関西電力は31日、2023年3月期の連結最終損益が450億円の赤字(前期は858億円の黒字)になりそうだと発表した。1450億円の赤字を見込んでいた従来予想から赤字幅を縮小する。液化天然ガス(LNG)などの燃料費が想定より低く推移し、円安の是正も寄与する。顧客情報の不正閲覧問題に関し、森望社長は「公正な競争を揺るがすもので深くおわび申し上げる」と陳謝した。
30日に自動停止した高浜原子力発電所4号機(福井県高浜町)については原因を調査する。森社長は「(再稼働など)具体的なスケジュールを話すのは難しい」と話した。火力発電の拡大などで対応し、足元の電力需給への影響は限定的としている。
23年3月期の業績予想については、為替変動と燃料価格の低下などが前回予想から1100億円の増益要因となる。通期の原油価格の見通しを1バレル当たり3ドル下げ、想定為替レートを1ドル当たり3円円高に修正した。ドルに対して1円円高になると年97億円の費用が減る。売上高は前期比42%増の4兆500億円と、前回予想を1000億円下方修正した。燃料価格の低下に連動して収入が減少する。
高浜原発4号機が停止した影響は業績予想に織り込んでいない。1カ月止まると今の燃料市況前提で95億円の費用増につながるという。

東京電力などが家庭向けの規制料金の値上げを申請する中、関西電力は表明していない。足元で価格転嫁できない費用は23年3月期通期で720億円程度と見込む。森社長は値上げについて「できる限り顧客の負担が増えない方向で進めていきたい」とし、現時点では「値上げをするしないは決まっていない」と話した。

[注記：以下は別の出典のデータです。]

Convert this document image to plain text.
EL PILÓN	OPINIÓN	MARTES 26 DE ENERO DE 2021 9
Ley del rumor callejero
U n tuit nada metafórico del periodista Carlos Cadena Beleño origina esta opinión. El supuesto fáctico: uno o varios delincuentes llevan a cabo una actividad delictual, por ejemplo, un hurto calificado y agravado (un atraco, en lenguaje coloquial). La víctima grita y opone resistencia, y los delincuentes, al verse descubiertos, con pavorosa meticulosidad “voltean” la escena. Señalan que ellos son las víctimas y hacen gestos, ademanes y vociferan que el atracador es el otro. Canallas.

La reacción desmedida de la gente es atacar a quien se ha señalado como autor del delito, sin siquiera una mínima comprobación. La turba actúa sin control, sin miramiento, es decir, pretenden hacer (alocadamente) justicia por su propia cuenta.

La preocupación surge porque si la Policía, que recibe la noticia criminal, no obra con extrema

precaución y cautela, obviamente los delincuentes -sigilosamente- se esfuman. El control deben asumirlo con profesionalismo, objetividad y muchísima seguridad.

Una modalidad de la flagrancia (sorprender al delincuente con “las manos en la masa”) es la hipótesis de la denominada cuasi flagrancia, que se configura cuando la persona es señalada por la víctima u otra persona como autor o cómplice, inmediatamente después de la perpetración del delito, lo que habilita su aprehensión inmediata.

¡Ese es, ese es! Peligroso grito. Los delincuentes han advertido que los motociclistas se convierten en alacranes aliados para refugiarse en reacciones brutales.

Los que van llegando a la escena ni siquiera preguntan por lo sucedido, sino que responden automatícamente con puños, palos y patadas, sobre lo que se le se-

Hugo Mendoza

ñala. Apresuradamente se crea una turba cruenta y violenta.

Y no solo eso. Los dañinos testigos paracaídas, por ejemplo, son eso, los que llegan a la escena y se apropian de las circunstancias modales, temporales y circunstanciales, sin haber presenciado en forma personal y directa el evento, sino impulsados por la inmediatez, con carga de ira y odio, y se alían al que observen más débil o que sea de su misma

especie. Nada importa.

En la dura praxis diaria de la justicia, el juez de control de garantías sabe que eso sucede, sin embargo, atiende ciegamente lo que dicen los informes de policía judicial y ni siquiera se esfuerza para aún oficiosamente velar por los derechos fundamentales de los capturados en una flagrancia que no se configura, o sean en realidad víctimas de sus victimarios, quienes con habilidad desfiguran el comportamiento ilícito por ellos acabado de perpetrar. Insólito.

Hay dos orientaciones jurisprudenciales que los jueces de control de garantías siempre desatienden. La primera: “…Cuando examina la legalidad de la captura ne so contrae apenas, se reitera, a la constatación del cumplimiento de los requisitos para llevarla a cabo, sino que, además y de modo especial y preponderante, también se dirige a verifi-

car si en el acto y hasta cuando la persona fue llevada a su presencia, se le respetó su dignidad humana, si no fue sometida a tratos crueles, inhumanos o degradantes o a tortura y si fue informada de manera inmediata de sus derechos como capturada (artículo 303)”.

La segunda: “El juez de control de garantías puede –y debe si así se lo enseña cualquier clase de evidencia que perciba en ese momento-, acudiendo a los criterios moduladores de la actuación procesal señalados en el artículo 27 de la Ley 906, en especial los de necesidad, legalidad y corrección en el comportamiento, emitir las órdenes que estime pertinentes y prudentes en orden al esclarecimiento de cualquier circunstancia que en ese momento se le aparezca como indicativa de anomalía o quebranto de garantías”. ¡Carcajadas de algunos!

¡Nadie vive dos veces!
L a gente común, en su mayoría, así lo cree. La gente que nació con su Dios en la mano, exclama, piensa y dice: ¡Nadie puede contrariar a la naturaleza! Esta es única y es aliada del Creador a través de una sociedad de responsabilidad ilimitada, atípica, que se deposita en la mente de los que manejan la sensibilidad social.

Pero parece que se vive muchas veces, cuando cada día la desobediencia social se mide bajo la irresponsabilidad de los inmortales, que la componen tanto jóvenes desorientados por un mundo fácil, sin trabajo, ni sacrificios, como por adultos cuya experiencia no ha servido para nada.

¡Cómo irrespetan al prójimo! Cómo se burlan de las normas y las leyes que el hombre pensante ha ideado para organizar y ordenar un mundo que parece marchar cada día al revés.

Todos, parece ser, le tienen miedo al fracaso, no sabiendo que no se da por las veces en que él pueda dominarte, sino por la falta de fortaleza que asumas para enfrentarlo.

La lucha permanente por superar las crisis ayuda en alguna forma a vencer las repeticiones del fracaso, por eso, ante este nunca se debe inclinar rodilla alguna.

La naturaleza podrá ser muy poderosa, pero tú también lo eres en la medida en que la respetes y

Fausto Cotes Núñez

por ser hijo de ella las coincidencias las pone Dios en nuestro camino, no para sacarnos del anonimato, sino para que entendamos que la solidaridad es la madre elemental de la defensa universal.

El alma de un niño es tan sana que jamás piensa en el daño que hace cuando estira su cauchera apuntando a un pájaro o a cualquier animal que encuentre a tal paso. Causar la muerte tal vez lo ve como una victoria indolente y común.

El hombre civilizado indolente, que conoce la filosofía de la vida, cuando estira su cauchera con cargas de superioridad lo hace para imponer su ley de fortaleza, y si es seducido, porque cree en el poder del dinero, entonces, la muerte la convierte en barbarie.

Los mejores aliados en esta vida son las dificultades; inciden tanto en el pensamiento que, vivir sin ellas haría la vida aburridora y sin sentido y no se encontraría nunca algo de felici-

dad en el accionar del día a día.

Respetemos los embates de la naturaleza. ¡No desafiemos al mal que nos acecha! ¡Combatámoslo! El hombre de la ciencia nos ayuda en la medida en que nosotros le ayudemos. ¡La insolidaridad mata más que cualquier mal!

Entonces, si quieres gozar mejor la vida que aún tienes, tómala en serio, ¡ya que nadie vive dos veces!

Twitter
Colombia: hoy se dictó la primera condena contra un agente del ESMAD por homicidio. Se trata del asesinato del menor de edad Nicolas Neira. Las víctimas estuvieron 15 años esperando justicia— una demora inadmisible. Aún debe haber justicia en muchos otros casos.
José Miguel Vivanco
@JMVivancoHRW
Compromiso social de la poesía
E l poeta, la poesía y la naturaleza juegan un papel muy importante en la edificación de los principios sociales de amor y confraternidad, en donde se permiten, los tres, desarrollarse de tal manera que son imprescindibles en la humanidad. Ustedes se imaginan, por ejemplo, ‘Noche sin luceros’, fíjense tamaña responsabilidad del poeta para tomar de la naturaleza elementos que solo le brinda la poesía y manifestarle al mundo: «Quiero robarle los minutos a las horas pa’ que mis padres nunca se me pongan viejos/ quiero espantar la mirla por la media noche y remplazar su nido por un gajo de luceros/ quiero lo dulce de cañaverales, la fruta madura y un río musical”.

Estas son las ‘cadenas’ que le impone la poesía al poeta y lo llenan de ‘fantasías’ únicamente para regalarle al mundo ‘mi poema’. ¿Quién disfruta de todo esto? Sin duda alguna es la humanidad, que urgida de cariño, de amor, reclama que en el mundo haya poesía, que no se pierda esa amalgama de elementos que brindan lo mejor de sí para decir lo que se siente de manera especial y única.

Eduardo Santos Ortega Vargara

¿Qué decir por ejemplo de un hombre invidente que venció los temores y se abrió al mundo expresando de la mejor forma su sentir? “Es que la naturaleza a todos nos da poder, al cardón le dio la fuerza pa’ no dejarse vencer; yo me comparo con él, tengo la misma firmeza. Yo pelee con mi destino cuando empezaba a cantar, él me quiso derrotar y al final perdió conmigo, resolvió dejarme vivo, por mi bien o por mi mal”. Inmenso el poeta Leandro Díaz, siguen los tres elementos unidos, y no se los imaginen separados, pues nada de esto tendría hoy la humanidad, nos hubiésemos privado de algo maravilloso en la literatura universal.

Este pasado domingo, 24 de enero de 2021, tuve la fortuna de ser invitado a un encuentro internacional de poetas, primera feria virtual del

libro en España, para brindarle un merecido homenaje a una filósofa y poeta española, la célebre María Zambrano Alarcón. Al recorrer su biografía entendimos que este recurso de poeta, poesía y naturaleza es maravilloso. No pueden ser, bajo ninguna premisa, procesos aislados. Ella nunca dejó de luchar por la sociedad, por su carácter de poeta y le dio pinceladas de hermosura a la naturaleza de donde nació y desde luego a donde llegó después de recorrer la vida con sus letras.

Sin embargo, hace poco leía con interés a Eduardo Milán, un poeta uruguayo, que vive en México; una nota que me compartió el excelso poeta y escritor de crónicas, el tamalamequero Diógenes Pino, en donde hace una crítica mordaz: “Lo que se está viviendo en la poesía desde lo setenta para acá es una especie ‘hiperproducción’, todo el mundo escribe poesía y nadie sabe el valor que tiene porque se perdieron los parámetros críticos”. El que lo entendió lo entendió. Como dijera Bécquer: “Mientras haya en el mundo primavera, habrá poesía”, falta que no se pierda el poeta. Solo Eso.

関電は子会社が持つ新電力の顧客情報を関電の営業部門が閲覧していたことが22年末に発覚し、他電力と法人向けでカルテルを結んだことも明らかになっている。森社長は「顧客からの信頼を失っていることは間違いない」と語った。不正閲覧問題を巡っては森社長を本部長とする緊急対策本部を設置したと公表した。森社長は「根底にある課題の抜本的な解決」を目指すとした。また「多くの社員が長期間にわたって続けてきた」(森社長)とし、不正閲覧が組織的だったと事実上認めた。
元役員らが原子力発電所の立地自治体の元助役(故人)から金品を受領していた問題が19年に発覚後、関電はコンプライアンスを重視する方針を示してきた。しかし、森社長は「道半ばだった」と認めた。自身も含む関係者の処分については「会社としての責任がある」とした上で「調査や原因究明が進められた後に結果を踏まえて判断する」と話した。
31日に発表した22年4〜12月期決算は、売上高が前年同期比42%増の2兆7731億円、最終損益は1244億円の赤字(前年同期は735億円の黒字)だった。
森社長は記者会見で原発の建て替えなどについては「(投資回収の)予見性を持って進められる、事業環境整備が必要だ」との見方を示した。